Diffuse large B-cell lymphoma (DLBCL) is a clinically and molecularly heterogeneous disease. The increasing recognition and targeting of genetically defined DLBCLs highlight the need for robust classification algorithms. We previously characterized recurrent genetic alterations in DLBCL and identified 5 discrete subtypes, clusters 1 to 5 (C1-C5), with unique mechanisms of transformation, immune evasion, candidate treatment targets, and different outcomes after standard first-line therapy. Herein, we validate the C1 to C5 DLBCL taxonomy in an independent data set and use the expanded series of 699 primary DLBCLs to develop a probabilistic molecular classifier and confirm its performance in an independent test set. Using our previously assigned cluster labels as a reference, we systematically compared multiple machine learning models and strategies for input feature dimensionality reduction with a newly developed performance metric that captured the relationship between accuracy and confidence of class assignments. The winning neural network model, DLBclass, assigned all cases in the training/validation and independent test sets with 91% and 89% accuracies, respectively. In the 75% of cases with confidence >0.7, DLBclass assignments were accurate in 97% of the training/validation set and 98% of the test set. DLBclass enables robust prospective classification of single cases for inclusion in genetically guided clinical trials or practice and represents a framework for the development of genomics-based classification methods in other cancers.

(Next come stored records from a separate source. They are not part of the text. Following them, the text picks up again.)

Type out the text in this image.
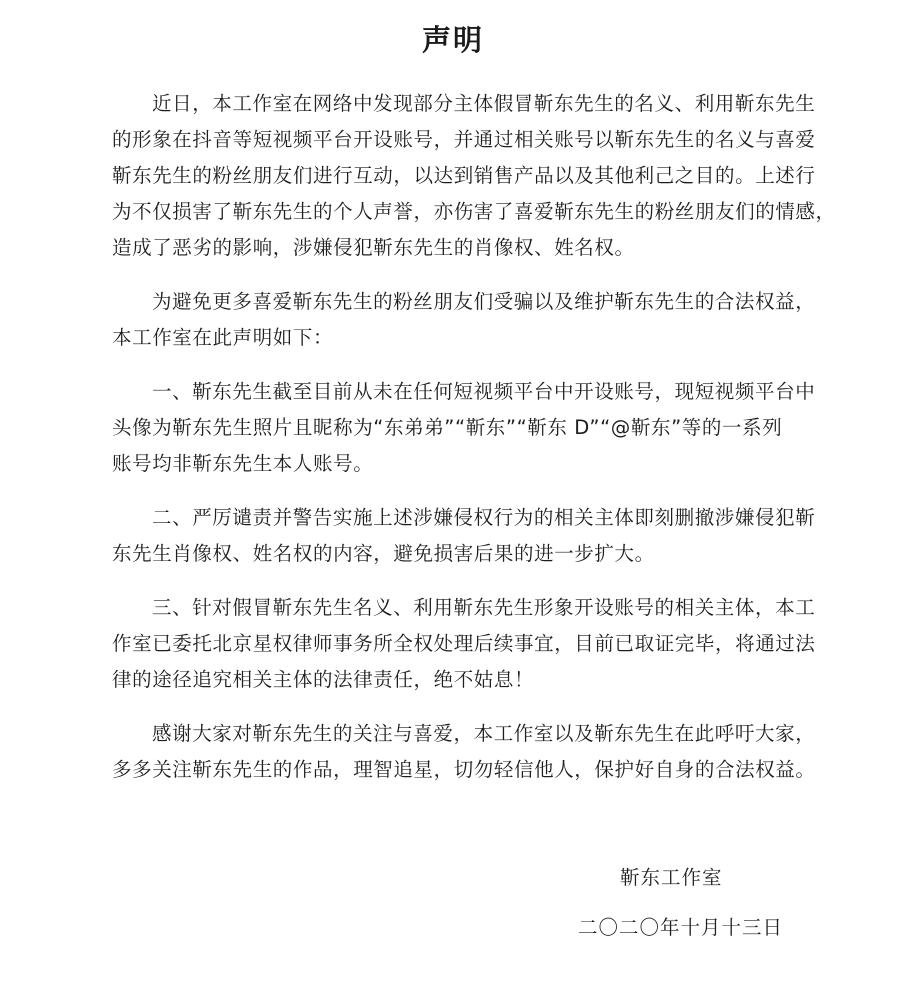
声明

近日，本工作室在网络中发现部分主体假冒靳东先生的名义、利用靳东先生
的形象在抖音等短视频平台开设账号，并通过相关账号以靳东先生的名义与喜爱
靳东先生的粉丝朋友们进行互动，以达到销售产品以及其他利己之目的。上述行
为不仅损害了靳东先生的个人声誉，亦伤害了喜爱靳东先生的粉丝朋友们的情感，
造成了恶劣的影响，涉嫌侵犯靳东先生的肖像权、姓名权。

为避免更多喜爱靳东先生的粉丝朋友们受骗以及维护靳东先生的合法权益，
本工作室在此声明如下：

一、靳东先生截至目前从未在任何短视频平台中开设账号，现短视频平台中
头像为靳东先生照片且昵称为“东弟弟”“靳东”“靳东 D”“@靳东”等的一系列
账号均非靳东先生本人账号。

二、严厉谴责并警告实施上述涉嫌侵权行为的相关主体即刻删撤涉嫌侵犯靳
东先生肖像权、姓名权的内容，避免损害后果的进一步扩大。

三、针对假冒靳东先生名义、利用靳东先生形象开设账号的相关主体，本工
作室已委托北京星权律师事务所全权处理后续事宜，目前已取证完毕，将通过法
律的途径追究相关主体的法律责任，绝不姑息！

感谢大家对靳东先生的关注与喜爱，本工作室以及靳东先生在此呼吁大家，
多多关注靳东先生的作品，理智追星，切勿轻信他人，保护好自身的合法权益。

靳东工作室
二〇二〇年十月十三日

弥漫性大B细胞淋巴瘤(DLBCL)是一种临床和分子层面均具有异质性的疾病。对基因定义的DLBCL的认识不断增加以及针对性治疗的出现,凸显了对强大分类算法的需求。我们之前对DLBCL中反复出现的基因改变进行了特征分析,并确定了5种离散亚型,即聚类1至5(C1 - C5),它们具有独特的转化机制、免疫逃逸机制、候选治疗靶点以及标准一线治疗后的不同预后。在此,我们在一个独立数据集中验证了C1至C5 DLBCL分类法,并使用699例原发性DLBCL的扩展系列来开发一种概率分子分类器,并在一个独立测试集中确认其性能。以我们之前指定的聚类标签作为参考,我们系统地比较了多种机器学习模型以及用于输入特征降维的策略,并使用一种新开发的性能指标来捕捉分类准确性与置信度之间的关系。获胜的神经网络模型DLBclass在训练/验证集和独立测试集中对所有病例的分类准确率分别为91%和89%。在75%置信度>0.7的病例中,DLBclass在训练/验证集的97%和测试集的98%的病例中分类准确。DLBclass能够对单个病例进行可靠的前瞻性分类,以便纳入基因指导的临床试验或实践中,并且代表了在其他癌症中开发基于基因组学的分类方法的框架。